When a more formal lifeguard station was constructed in the late 1960s, the lookout was demolished.
“In 1967/68, the then-new lifeguard station was built at the former ‘point watch’ where the now-new station is located,” Ciani continued. “The old air raid/lifeguard station was demolished in 1968 and the land was left vacant until early 1990s, when the current green shelter replica was built and privately funded, but as part of the La Jolla Parks & Beaches committee.”
The replica green shelter was based on drawings of original structures.
There are five belvederes along the one mile stretch of Coast Boulevard from where it splits from Coast Boulevard South to The Cove.
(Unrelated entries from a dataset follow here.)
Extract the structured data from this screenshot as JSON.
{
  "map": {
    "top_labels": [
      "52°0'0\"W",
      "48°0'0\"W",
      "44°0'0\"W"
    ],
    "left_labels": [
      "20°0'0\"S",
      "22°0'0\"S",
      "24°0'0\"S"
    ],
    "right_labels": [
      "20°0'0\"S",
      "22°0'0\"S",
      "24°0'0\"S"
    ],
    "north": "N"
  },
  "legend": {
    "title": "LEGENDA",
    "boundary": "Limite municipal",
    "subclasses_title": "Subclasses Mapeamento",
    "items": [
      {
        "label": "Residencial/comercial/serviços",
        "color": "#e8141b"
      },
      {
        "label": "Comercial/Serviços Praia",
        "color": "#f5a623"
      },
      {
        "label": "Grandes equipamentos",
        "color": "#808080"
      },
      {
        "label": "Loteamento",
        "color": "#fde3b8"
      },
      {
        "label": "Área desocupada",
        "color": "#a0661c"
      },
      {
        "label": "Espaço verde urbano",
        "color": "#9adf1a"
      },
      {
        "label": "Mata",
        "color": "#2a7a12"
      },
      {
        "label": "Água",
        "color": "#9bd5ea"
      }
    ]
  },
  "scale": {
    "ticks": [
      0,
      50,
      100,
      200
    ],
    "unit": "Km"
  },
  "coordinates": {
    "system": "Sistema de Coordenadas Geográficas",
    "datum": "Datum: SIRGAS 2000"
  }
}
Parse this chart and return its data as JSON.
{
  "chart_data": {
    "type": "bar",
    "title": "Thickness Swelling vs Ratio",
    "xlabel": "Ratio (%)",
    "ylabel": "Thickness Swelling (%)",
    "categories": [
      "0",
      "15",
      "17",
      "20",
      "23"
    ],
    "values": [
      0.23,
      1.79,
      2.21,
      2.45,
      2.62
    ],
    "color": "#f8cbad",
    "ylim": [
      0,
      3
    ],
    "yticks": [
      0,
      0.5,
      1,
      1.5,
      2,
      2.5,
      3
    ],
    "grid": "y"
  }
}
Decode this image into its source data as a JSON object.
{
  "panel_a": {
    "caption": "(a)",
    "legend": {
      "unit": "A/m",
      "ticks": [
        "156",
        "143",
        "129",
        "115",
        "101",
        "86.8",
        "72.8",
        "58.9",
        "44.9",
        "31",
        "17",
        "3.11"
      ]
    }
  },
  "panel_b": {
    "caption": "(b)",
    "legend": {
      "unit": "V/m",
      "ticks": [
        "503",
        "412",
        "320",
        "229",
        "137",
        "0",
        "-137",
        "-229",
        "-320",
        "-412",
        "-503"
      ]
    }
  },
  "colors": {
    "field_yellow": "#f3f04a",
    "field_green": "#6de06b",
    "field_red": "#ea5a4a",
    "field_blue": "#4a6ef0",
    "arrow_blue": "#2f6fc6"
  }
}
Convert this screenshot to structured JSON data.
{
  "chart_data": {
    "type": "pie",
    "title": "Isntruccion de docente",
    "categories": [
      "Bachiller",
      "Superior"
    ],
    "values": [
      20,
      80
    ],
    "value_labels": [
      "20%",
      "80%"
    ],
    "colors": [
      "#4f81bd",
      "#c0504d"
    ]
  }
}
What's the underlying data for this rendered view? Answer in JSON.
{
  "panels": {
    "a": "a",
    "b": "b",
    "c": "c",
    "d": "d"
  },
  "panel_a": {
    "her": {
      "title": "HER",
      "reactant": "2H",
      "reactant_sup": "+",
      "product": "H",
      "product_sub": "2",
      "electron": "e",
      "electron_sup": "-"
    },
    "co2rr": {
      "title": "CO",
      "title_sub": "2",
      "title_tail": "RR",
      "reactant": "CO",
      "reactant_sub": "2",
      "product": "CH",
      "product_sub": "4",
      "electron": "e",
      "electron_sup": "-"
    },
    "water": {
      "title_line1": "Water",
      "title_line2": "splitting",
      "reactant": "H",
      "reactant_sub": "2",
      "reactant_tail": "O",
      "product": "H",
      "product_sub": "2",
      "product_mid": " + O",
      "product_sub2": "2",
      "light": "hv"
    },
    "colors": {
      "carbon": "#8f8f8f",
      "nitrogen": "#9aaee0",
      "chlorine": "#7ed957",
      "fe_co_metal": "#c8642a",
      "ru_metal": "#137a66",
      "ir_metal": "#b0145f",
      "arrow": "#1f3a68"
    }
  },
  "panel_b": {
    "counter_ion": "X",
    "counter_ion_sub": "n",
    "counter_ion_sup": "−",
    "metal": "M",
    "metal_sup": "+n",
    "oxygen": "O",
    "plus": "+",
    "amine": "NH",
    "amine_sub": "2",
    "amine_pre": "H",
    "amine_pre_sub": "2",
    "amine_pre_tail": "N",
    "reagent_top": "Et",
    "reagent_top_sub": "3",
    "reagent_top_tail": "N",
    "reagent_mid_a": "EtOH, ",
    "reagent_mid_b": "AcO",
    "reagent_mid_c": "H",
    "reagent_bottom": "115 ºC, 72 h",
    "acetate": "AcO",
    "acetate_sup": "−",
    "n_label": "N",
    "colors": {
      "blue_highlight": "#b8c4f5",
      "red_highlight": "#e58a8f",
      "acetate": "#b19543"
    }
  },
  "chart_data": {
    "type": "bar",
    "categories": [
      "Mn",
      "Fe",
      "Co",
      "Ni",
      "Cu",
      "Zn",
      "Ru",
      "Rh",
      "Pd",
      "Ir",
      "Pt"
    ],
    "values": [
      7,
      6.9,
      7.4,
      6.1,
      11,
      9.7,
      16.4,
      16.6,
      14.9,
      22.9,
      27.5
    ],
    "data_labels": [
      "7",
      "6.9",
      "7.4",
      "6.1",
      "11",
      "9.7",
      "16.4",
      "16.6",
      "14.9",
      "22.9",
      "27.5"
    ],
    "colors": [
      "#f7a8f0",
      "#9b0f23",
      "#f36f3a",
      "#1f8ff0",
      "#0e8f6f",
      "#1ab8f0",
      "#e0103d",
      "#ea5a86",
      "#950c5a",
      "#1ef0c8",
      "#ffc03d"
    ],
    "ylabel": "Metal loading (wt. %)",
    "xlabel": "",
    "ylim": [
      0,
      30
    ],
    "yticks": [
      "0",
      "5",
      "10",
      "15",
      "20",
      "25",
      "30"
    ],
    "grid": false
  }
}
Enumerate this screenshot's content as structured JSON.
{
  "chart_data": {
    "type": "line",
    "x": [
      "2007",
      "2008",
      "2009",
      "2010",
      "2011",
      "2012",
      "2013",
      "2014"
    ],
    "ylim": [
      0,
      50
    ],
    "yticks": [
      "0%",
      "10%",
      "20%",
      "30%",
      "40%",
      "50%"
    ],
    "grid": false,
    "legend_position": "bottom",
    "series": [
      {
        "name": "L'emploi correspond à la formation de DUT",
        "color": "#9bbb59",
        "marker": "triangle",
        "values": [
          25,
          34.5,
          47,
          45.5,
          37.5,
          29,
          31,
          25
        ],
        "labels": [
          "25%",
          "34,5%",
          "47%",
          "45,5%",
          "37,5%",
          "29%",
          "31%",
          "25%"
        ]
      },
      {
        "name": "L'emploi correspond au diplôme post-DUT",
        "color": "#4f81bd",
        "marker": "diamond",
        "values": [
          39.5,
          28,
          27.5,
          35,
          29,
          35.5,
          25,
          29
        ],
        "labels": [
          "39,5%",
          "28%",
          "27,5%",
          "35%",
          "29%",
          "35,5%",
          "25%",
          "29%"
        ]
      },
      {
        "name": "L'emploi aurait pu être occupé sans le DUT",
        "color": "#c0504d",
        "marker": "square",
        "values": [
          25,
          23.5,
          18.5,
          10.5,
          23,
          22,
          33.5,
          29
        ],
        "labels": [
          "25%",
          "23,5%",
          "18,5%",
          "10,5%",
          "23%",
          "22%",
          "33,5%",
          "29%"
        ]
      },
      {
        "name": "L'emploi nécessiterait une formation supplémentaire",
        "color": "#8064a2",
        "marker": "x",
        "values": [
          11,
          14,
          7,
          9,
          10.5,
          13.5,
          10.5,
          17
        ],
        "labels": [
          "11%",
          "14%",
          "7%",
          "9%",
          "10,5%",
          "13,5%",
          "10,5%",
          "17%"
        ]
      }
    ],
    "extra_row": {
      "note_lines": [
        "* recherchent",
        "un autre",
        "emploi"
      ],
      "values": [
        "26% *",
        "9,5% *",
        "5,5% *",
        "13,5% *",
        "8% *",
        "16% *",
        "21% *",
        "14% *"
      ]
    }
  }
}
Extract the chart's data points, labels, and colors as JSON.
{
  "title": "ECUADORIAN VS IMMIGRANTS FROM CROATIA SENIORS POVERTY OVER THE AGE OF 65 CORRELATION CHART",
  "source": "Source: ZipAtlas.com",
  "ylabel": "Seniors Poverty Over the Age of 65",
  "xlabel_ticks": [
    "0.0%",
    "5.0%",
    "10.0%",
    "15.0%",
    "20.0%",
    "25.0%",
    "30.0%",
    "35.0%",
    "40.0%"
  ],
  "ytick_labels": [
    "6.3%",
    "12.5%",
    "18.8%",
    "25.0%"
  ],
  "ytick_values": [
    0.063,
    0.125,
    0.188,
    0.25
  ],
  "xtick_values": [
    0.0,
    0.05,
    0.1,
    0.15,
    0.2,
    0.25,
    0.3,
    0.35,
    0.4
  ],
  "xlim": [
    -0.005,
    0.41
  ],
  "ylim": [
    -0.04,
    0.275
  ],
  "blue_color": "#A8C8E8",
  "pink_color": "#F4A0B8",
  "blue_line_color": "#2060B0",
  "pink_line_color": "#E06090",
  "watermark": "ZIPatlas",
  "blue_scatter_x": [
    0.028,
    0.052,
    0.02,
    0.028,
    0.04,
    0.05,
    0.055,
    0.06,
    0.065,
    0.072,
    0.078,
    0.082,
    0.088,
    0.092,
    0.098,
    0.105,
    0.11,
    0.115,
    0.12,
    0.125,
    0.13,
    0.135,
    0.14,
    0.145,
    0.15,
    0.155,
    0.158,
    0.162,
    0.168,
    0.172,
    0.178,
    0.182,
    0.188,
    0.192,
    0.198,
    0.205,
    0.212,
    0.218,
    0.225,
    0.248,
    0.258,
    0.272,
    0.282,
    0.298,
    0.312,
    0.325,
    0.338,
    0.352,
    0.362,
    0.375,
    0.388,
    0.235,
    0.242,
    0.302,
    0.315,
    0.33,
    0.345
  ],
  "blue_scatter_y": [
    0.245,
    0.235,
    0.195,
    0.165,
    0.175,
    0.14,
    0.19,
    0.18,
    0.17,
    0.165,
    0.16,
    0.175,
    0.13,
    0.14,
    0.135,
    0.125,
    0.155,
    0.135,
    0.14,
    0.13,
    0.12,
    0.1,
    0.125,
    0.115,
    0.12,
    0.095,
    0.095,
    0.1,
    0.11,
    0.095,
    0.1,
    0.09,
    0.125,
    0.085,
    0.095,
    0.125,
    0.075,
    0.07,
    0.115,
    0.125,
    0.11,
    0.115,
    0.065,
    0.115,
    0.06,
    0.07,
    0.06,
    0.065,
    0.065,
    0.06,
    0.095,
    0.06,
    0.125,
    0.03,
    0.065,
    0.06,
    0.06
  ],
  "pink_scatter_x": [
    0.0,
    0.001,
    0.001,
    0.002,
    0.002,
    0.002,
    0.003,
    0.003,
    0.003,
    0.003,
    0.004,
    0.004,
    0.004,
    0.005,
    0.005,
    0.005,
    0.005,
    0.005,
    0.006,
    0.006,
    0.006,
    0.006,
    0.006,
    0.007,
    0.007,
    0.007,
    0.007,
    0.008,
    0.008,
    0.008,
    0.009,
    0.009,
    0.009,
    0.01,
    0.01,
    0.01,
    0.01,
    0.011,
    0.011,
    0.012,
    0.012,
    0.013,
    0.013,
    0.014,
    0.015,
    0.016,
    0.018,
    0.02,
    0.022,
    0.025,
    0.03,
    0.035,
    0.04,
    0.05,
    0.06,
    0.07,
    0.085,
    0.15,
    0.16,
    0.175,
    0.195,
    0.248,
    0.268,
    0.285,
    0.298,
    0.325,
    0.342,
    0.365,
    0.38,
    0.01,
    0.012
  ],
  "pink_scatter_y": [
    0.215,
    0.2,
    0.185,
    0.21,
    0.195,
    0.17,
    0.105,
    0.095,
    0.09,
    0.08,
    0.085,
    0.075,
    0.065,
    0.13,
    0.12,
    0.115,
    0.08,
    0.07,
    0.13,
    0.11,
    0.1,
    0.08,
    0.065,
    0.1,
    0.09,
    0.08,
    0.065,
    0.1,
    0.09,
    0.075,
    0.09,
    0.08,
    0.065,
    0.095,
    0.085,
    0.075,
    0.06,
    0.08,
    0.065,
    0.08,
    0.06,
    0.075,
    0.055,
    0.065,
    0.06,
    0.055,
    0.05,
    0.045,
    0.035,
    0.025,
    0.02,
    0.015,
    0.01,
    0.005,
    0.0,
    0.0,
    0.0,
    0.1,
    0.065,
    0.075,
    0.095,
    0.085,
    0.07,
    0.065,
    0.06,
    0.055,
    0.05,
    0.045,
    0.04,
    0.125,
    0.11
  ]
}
There is a beach-view gazebo on private property near the end of Whale View Point at the south end of Coast Boulevard, but the first public belvedere is a few feet to the north. This first belvedere has an open-roof trellis and is painted forest green, with built-in benches and a clay tile floor, and has been decorated with palm frond thatches and a small surfboard fascia.
For about half a mile up the road, there are only unshaded picnic benches and park spaces. But at the Children’s Pool, just north of the lifeguard tower, there is a well-used belvedere overlooking Children’s Pool beach. Along the edge of Scripps Park, there are three belvederes.
That is where the trail seemingly runs cold, as Coast Boulevard veers to the left to the Coast Walk Trail up to Torrey Pines Road, and straight up to Prospect Street.
Previous incarnations were designed in a Spanish-style, with a clay tile roof and built-in benches and picnic table, and tile floor; but when replaced under the City’s care, have become a more unified to also be forest green with simple benches.
City spokesperson Tim Graham confirmed that the City does handle maintenance on these belvederes. “Staff will monitor them for trash removal and graffiti regularly, and report any other maintenance issues, but they will also conduct repairs as needed if the public notifies staff,” he said.
In areas such as Bird Rock, rather than belvederes, there are cemented, and sometimes landscaped, overlooks. In WindanSea and the Hermosa areas, the focus is on pocket parks and beach-access points.
The future of belvederes
At the Aug. 27 La Jolla Parks & Beaches meeting, trustee and WindanSea resident Melinda Merryweather announced Friends of WindanSea would like to reconstruct a belvedere that once stood on the ocean side of Neptune Street, between Palomar Street and the pump station. It was believed to have been torn down in the 1990s by a resident.
“There is still a platform when the belvedere used to be, and people bring umbrellas and post them up there. It would be exactly like the ones (along Coast Blvd. and) at Children’s Pool,” she said, adding that the Friends of WindanSea would pay for it. Specifics, such the cost and renderings, she said, would be provided at the next La Jolla Parks & Beaches meeting, 4 p.m. Monday, Sept. 24 at Rec Center, 615 Prospect St.